Mr. Lane would tell us. “Soon.”
I
found out what caused the delay ten years ago.
Dennis
Lane, founder Jim Lane’s son and, until this week, the owner, told me the story.
“Dad
had given Brunswick a $5,000 deposit on the equipment. He had originally looked
at a building downtown on the corner of Cumberland and Main. But he decided to
build his own building.”
Here
is where it gets cutthroat.
“Larry
Carrier, who later built the Speedway, owned a bowling alley in Bristol. He
wanted to open up in Kingsport so after dad passed on the downtown building, he
took it. He went to Brunswick and told them if they would delay delivering
Dad’s equipment he would buy from them when he opened up a third bowling alley.
So they delayed our shipment.”
And
delayed. And delayed.
“Finally
Dad went to them and demanded his deposit back. That’s when he went to AMF.”
And
that’s why Warpath Lanes had, and still has AMF equipment.
And
that’s how Larry’s Lanes opened in what many of us think of as the Slip-Not
Belting building on April 8, 1960, four months before Warpath Lanes opened.
That
was the beginning of a bowling boom in Kingsport.

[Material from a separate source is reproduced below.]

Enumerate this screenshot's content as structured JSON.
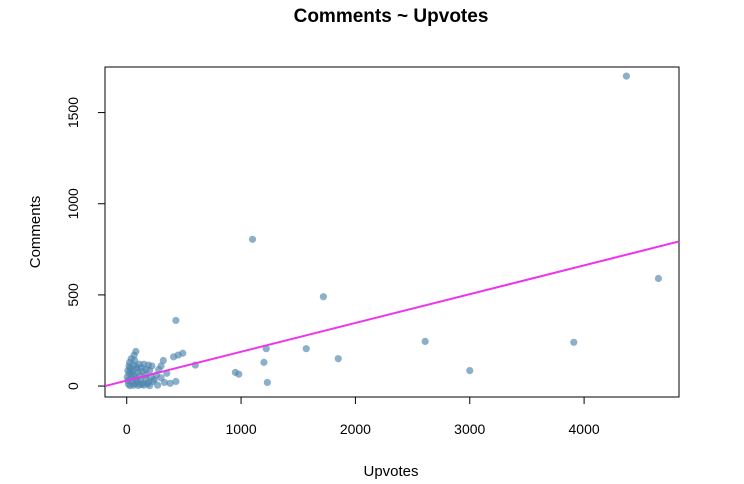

One year later Bowl-Mor
opened on Stone Drive giving the city three brand spanking new bowling alleys!
Bowling
was so big that the Times-News inaugurated a weekly bowling column, Bowling
Beat, written by Bob Smith.
(Larry’s
Lanes closed in January 1965; Carrier blamed the closure on a fire at his
Bristol alley.)
When
Warpath Lanes finally did open the first week of August 1960, the local kids,
including me, swarmed the place.
Most
of us had never bowled a line in our lives but we had watched bowling on TV:
“Make That Spare,” “Championship Bowling,” and “Bowling for Dollars.” We knew
the names Carmen Salvino and Steve Nagy and Don Carter, great bowlers of that
era. We just didn’t know how to bowl.
I
suspect Jim and Frances Lane cringed every time they walked through the alley
and heard the sound of bouncing balls from inexperienced bowlers who didn’t so
much bowl as they did fling.
A
month after opening business really boomed…at the snack bar. At least between
11:45 a.m. and 12:30 p.m. when the kids from Robinson crowded in, ordering
lunch from the grill and sprawling around on the seats everywhere to eat. (We
were allowed to leave school during lunch!)
I
can remember standing three and four deep around the counter to get my hot dog.
The
grill food was wonderful, and it wasn’t just because I was a kid and any
restaurant food tasted wonderful. Jim and Frances Lane had hired W. B. Cliatt,
former owner of the Sherwood Restaurant, to run the grill.
One
of the highlights of my young life came that winter at Warpath Lanes. David
Good and I won the junior doubles event of the AJBC Christmas Tournament, 1060
pins to 1050 pins.
Okay,
okay, if you look up the results in the old newspaper clipping, it will say
that Jim Beck and Joe Duncan won by that score.
But
when David and I left the alley that afternoon, we were the winners. They
called us later to say there had been a ten-pin error in each of our scores and
that actually we had finished second.
I
say, and I still say, once you walk across the threshold as the winner, you are
the winner. Even if my trophy says second place.